Case Study / Prompt-Adaptive Diffusion Inference Optimizer

Prompt-Adaptive Diffusion Inference Optimizer

Model-Agnostic Adaptive Inference

I built a model-agnostic adaptive inference framework that cuts Stable Diffusion v1.5 latency without training or fine-tuning. It combines local LLM prompt complexity estimation with latent-convergence early stopping, reducing average runtime from 70.84s to 39.17s while preserving CLIP alignment.

PythonPyTorchHugging Face DiffusersOllamaCLIPStreamlit
Latency Reduction
70.84s -> 39.17s
CLIP Alignment
0.6556 adaptive vs 0.6565 baseline
Section 01

The Problem Worth Solving

Text-to-image systems are often bounded less by model quality than by runtime. Stable Diffusion v1.5 can produce strong outputs, but long denoising schedules push latency high enough to become a product constraint.

The challenge was to remove redundant inference work without retraining, fine-tuning, or locking the solution to a single model internals hack. The system had to stay practical, inspectable, and quality-aware at runtime.

Section 02

How I Framed the System

I treated the problem as adaptive inference rather than static step pruning. Instead of assigning one denoising budget to every prompt, the framework estimates prompt complexity locally and allocates steps where the request is likely to need them.

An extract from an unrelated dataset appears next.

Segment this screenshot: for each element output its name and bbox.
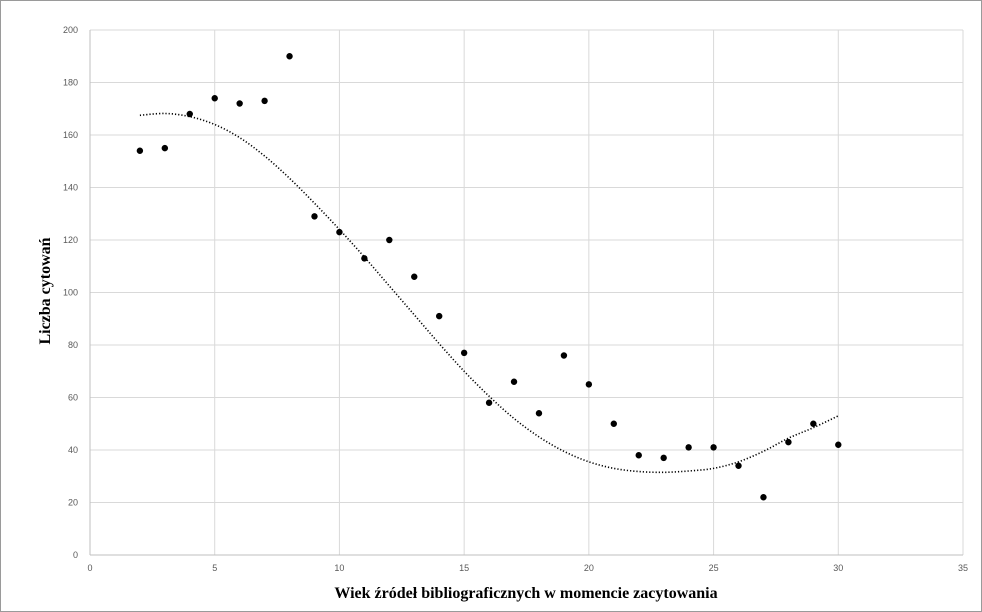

That scheduling layer is paired with latent-convergence early stopping so the pipeline can terminate once additional denoising stops producing meaningful change. The result is a model-agnostic control loop that reduces latency without training or fine-tuning.

Section 03

Core Architecture

Prompt complexity estimation

A local LLM scores prompt complexity in real time so the scheduler can distinguish simple generations from prompts that need a larger denoising budget.

Adaptive denoising allocation

The runtime controller maps prompt complexity to an inference schedule instead of applying one fixed step count to every request.

Latent-convergence stopping

A convergence check monitors latent updates during sampling and exits early once additional steps stop producing meaningful progress.

Benchmarking harness

The evaluation loop compares adaptive runs against a fixed SD v1.5 baseline using runtime and CLIP alignment so latency claims stay tied to output quality.

Streamlit comparison UI

An interactive interface exposes baseline and adaptive outputs side by side for fast inspection, prompt testing, and operator-facing demos.

Section 04

Key Results

44% lower latency

Across the benchmark set, the adaptive pipeline reduced average generation time from 70.84 seconds to 39.17 seconds.

Alignment stayed effectively flat

CLIP alignment remained near-identical at 0.6556 for the adaptive pipeline versus 0.6565 for the fixed baseline.

No retraining path required

The latency gains came from runtime control alone, which keeps the framework easy to port and cheaper to evaluate than training-heavy alternatives.

Operator-friendly testing surface

The Streamlit app made it easy to compare prompts, inspect outputs, and validate whether the scheduler was pruning compute in the right places.

Section 05

Limits and Next Steps

Broaden model coverage

The framework is model-agnostic by design, but the current validation is centered on Stable Diffusion v1.5. The next step is benchmarking the controller on newer diffusion backbones.

Stress more prompt regimes

I want broader coverage across composition-heavy, style-sensitive, and edge-case prompts to measure where adaptive scheduling remains conservative enough.

Tighten stopping heuristics

There is room to refine the latent-convergence signal so the controller exits earlier on easy prompts without clipping detail on harder generations.